GAIJIN NETWORK LTD v. EVGENY OLEGOCIVH, the Nicosia District Court refused an application by Gaijin Network Ltd for urgent Cyprus orders in aid of an intended London ICC arbitration.
Gaijin's requests were as follows:
- Norwich Pharmacal-style disclosure from Olegocivh, including identification of confidential information in his possession and of anyone who had supplied it to him.
- Mandatory orders requiring Olegocivh to delete the three Reddit posts and any other publication containing Gaijin's confidential information.
- A prohibitory order restraining further publication of Gaijin's confidential information, including information about customers, products, staff and internal operations.
On requests 2 and 3, the Nicosia District Court reasoned through the intended scope of interim measures under the Cyprus International Commercial Arbitration Law, Law 101/1987, modelled on the UNCITRAL Model Law.

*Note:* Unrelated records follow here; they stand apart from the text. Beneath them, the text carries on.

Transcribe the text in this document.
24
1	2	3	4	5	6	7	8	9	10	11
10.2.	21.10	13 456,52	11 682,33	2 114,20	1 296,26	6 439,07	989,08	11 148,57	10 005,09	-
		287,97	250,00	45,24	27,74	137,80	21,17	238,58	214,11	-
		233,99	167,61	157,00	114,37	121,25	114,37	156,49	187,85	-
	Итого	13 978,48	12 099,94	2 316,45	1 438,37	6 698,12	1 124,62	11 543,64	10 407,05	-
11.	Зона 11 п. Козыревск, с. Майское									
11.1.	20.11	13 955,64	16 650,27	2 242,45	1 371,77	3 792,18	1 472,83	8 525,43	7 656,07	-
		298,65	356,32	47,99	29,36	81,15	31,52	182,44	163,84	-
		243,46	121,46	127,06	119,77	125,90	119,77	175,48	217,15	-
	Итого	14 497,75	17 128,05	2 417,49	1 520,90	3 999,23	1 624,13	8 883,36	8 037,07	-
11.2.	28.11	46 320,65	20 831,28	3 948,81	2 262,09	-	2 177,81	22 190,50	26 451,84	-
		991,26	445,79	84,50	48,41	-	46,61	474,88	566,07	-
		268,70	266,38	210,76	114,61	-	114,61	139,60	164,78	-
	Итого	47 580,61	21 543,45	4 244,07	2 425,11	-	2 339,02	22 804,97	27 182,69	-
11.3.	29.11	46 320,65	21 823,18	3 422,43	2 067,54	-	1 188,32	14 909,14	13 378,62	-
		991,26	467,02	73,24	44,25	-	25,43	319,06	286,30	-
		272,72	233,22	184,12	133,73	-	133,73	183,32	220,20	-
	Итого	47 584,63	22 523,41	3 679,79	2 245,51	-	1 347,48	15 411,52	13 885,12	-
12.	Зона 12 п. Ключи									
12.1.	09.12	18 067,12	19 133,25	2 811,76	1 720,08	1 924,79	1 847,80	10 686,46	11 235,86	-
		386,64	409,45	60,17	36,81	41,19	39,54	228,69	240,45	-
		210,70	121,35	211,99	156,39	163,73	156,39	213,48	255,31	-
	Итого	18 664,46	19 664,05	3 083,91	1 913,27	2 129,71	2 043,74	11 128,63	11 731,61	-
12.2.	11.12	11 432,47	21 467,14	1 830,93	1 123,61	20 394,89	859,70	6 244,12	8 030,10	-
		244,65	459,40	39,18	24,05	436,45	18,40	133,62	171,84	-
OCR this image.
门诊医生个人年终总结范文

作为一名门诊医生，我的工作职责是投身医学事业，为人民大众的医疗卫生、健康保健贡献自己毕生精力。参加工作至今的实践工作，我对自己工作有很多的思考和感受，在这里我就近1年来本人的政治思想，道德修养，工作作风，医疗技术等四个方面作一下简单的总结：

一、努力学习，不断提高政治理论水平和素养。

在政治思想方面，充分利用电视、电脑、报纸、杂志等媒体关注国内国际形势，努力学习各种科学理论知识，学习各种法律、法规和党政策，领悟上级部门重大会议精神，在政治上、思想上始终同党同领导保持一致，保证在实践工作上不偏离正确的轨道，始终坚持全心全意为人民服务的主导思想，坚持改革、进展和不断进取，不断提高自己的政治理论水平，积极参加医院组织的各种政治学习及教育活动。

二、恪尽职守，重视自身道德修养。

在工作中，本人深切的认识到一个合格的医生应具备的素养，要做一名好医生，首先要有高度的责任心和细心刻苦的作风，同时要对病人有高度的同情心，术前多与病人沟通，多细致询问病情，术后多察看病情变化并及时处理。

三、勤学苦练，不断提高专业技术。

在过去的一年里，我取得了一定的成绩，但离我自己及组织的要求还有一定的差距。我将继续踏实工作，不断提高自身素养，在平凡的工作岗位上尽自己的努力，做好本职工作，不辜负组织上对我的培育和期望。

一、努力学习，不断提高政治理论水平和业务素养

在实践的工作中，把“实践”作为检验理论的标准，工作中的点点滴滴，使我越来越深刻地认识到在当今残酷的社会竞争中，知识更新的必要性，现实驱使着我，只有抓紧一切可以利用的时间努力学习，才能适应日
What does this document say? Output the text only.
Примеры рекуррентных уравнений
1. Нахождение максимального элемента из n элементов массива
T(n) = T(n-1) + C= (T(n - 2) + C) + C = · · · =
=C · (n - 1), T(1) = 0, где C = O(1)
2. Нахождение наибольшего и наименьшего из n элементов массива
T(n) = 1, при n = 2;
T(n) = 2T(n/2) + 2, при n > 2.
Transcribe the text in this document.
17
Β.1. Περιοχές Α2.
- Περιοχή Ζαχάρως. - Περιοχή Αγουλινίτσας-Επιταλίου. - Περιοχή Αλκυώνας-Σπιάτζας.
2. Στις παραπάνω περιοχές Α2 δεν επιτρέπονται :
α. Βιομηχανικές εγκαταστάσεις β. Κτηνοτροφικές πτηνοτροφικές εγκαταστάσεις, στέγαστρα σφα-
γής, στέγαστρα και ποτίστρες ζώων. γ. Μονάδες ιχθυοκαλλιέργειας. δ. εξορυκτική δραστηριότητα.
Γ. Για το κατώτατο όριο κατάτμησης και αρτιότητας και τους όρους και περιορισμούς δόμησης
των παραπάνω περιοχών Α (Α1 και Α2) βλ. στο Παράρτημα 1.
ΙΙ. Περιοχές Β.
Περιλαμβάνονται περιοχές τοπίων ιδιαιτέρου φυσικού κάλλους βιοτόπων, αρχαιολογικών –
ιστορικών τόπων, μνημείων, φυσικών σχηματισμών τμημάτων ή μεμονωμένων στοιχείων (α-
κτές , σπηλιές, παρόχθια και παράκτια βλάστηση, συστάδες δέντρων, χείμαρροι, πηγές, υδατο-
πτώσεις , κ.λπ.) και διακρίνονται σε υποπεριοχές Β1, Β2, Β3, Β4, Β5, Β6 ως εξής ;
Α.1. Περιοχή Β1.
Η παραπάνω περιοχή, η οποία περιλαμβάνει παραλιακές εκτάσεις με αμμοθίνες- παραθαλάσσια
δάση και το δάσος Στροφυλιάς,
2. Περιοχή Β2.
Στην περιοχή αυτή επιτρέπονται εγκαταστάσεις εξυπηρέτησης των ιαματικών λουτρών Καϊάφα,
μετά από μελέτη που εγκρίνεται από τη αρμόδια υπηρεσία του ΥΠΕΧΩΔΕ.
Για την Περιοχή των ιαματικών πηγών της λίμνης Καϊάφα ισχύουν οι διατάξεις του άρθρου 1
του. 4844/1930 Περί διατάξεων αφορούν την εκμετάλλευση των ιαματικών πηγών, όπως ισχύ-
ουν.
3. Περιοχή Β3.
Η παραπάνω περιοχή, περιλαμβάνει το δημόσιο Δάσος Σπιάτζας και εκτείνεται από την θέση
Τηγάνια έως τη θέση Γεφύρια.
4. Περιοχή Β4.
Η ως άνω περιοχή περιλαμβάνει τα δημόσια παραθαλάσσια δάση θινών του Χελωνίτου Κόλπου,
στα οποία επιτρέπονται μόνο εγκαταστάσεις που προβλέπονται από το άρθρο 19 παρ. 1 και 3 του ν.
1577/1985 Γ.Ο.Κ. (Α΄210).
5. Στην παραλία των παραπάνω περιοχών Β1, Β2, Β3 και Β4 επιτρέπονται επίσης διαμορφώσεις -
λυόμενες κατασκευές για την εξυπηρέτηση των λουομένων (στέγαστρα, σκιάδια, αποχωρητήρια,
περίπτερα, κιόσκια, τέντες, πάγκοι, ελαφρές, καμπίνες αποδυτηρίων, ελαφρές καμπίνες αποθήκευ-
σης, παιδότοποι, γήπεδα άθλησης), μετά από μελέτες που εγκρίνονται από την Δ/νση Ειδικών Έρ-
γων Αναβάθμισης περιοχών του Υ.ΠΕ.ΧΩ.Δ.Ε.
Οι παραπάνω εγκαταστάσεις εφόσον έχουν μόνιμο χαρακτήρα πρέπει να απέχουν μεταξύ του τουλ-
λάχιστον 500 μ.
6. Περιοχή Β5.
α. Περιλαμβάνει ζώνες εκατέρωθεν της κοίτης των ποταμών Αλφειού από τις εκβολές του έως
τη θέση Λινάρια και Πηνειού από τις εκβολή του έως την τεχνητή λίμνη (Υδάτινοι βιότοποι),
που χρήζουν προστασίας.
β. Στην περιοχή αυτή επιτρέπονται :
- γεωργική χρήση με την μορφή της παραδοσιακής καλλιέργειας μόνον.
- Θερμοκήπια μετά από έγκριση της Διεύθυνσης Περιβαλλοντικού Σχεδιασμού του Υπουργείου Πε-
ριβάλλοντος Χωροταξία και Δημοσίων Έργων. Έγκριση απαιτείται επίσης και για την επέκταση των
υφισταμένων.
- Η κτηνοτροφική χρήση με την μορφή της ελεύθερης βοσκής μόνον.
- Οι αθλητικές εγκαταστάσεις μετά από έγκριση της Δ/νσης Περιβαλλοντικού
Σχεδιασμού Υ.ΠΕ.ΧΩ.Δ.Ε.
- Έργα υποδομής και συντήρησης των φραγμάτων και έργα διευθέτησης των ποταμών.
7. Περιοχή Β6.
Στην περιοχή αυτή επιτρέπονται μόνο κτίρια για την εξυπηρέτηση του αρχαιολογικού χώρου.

Article 9, on court interim measures ordered in support of arbitration, says only that the court may order interim measures of protection before or during the arbitral proceedings. It does not define that power or list the available orders.
Article 17 of the same Law, which governs the arbitral tribunal's powers to grant temporary protection, expressly permits freezing, prohibitory, mandatory and other types of orders. That textual difference was decisive for requests 2 and 3. Article 9 could support a protective order, but not the mandatory and prohibitory orders Gaijin sought.
From the practitioner point of view, this case provides a stark reminder of the limits on interim relief that can be ordered by a national court, as opposed to the arbitral tribunal itself. It also spells out the practical benefit of applying for an emergency arbitrator where the relief sought is urgent and takes the form of mandatory or prohibitory orders. The ICC emergency procedure exists specifically for parties that need urgent measures before the arbitral tribunal is constituted.
The disclosure request failed on a separate basis. Gaijin already knew the intended respondent, the services agreement, the Reddit posts complained of and the alleged breach. The court treated the request to identify other possible sources of information as a fishing expedition. It also mattered that the order was sought against the intended arbitration respondent, not a neutral intermediary.